El dueño del bar gastronómico «El Coliseo» en Ituzaingó, Gonzalo Emanuel Grillo un comerciante y boxeador amateur que tiene 33 años. Su nombre tomó repercusión por la causa judicial que se ganó tras un violento episodio ocurrido el 8 de marzo de 2026 en su local de la calle Barcala 450, Ituzaingó.

Grillo está imputado por haber protagonizado una violenta y desmedida agresión física dentro de su local en marzo pasado, donde atacó de forma intempestiva a dos empleados y a un amigo de ellos.
La causa fue elevada a juicio oral y quedó radicada en el Juzgado en lo Correccional N.º 5 del Departamento Judicial de Morón, tras la investigación de la Fiscalía N.º 1 de Ituzaingó. La calificación informada es “lesiones leves y lesiones graves en concurso real”, con una escala penal de entre uno y siete años de prisión.

El Coliseo Inaugurado en abril de 2022 sobre la calle Barcala al 450 (entre Treinta y Tres y Tres Árboles) y la obra reproduce a escala las arcadas y la fisonomía del monumento romano. El interior incluye pinturas temáticas en 3D, ambientación que evoca el circo romano y espacios diseñados para uso cultural y gastronómico.
Díaz —quien suele autodefinirse como «fantasiólogo»— es el autor de numerosas obras temáticas y réplicas urbanas en el distrito, entre ellas la Torre Eiffel de Santa Rosa, la Torre de Pisa, el Arco del Triunfo y el Obelisco.
El expediente quedó radicado en las últimas horas en el Juzgado en lo Correccional N° 5 del Departamento Judicial de Morón. Si bien aún no se fijó la fecha para el inicio de las audiencias de debate, los tribunales determinaron que el acusado afronte el juicio privado de su libertad, tras desestimar de plano los reiterados planteos de excarcelación interpuestos por su defensa.

Una madrugada de descontrol y secuelas irreversibles
La reconstrucción judicial del caso da cuenta de un ataque repentino ocurrido durante la madrugada del 8 de marzo en el comercio ubicado sobre la calle Barcala al 450, en Ituzaingó.
Sin mediar discusión previa, Grillo desató una ráfaga de golpes contra quienes se encontraban en el salón: dos jóvenes que se desempeñaban laboralmente allí y una amiga que intentó interponerse para frenar la embestida. La violencia del impacto dejó a uno de los agredidos con una triple fractura de mandíbula, lesión de extrema complejidad por la cual debió ser intervenido quirúrgicamente a mediados de abril para que le implantaran tres placas de titanio. Los allegados a los damnificados remarcaron, además, que todos continúan bajo tratamiento interdisciplinario a causa de severos cuadros de estrés postraumático.

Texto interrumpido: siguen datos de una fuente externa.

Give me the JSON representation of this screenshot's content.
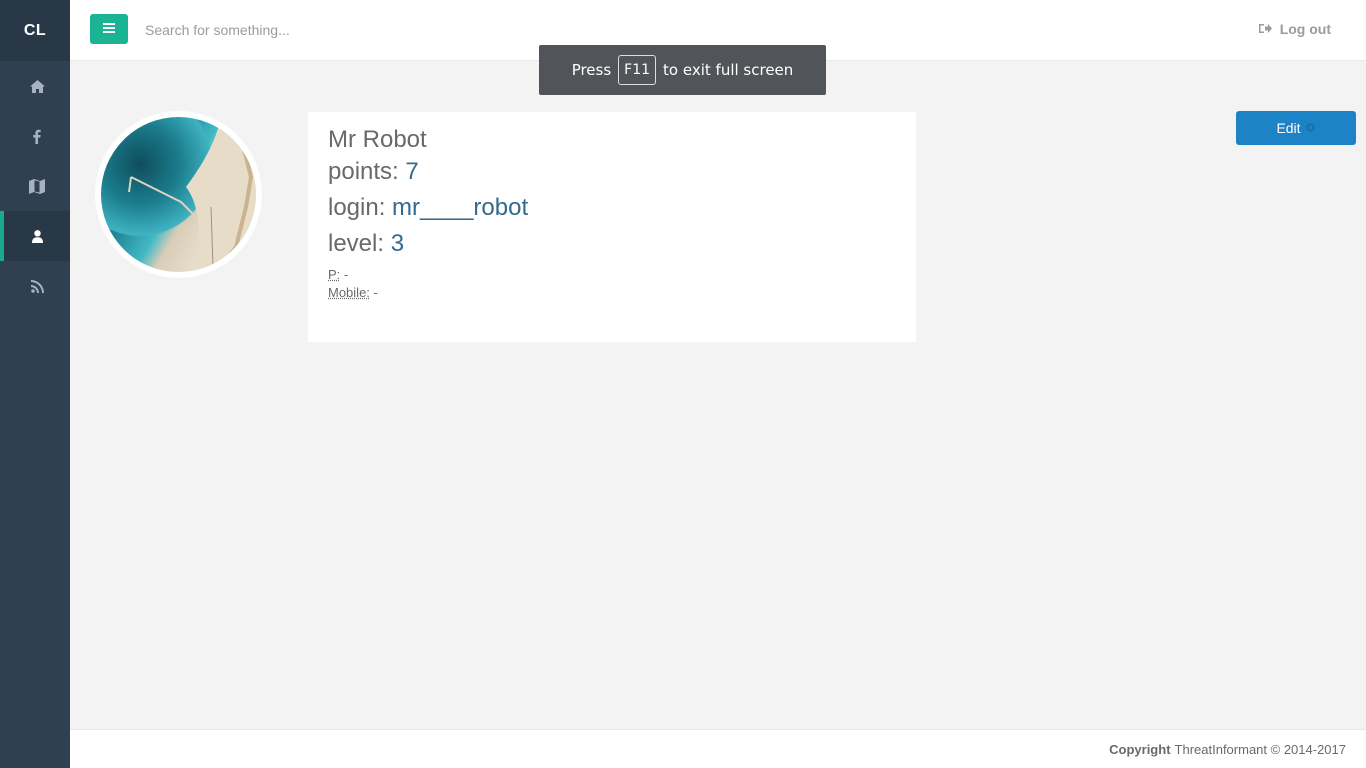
{
  "sidebar": {
    "brand": "CL",
    "items": [
      {
        "icon": "home-icon"
      },
      {
        "icon": "facebook-icon"
      },
      {
        "icon": "map-icon"
      },
      {
        "icon": "user-icon",
        "active": true
      },
      {
        "icon": "rss-icon"
      }
    ]
  },
  "topbar": {
    "search_placeholder": "Search for something...",
    "logout_label": "Log out"
  },
  "fullscreen_toast": {
    "before": "Press",
    "key": "F11",
    "after": "to exit full screen"
  },
  "profile": {
    "name": "Mr Robot",
    "points_label": "points:",
    "points_value": "7",
    "login_label": "login:",
    "login_value": "mr____robot",
    "level_label": "level:",
    "level_value": "3",
    "p_label": "P:",
    "p_value": "-",
    "mobile_label": "Mobile:",
    "mobile_value": "-"
  },
  "edit_label": "Edit",
  "footer": {
    "copyright_label": "Copyright",
    "copyright_text": "ThreatInformant © 2014-2017"
  },
  "colors": {
    "sidebar": "#2f4050",
    "accent": "#1ab394",
    "edit_button": "#1c84c6",
    "link_value": "#336a8e"
  }
}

Tras el episodio, el sospechoso permaneció en calidad de prófugo durante casi dos meses, eludiendo las órdenes de captura impartidas por los fiscales del caso. La clandestinidad llegó a su fin a fines de abril, cuando efectivos policiales lo interceptaron y apresaron de manera sorpresiva en la puerta de su propio establecimiento gastronómico. Ahora, su destino procesal quedará en manos del tribunal correccional.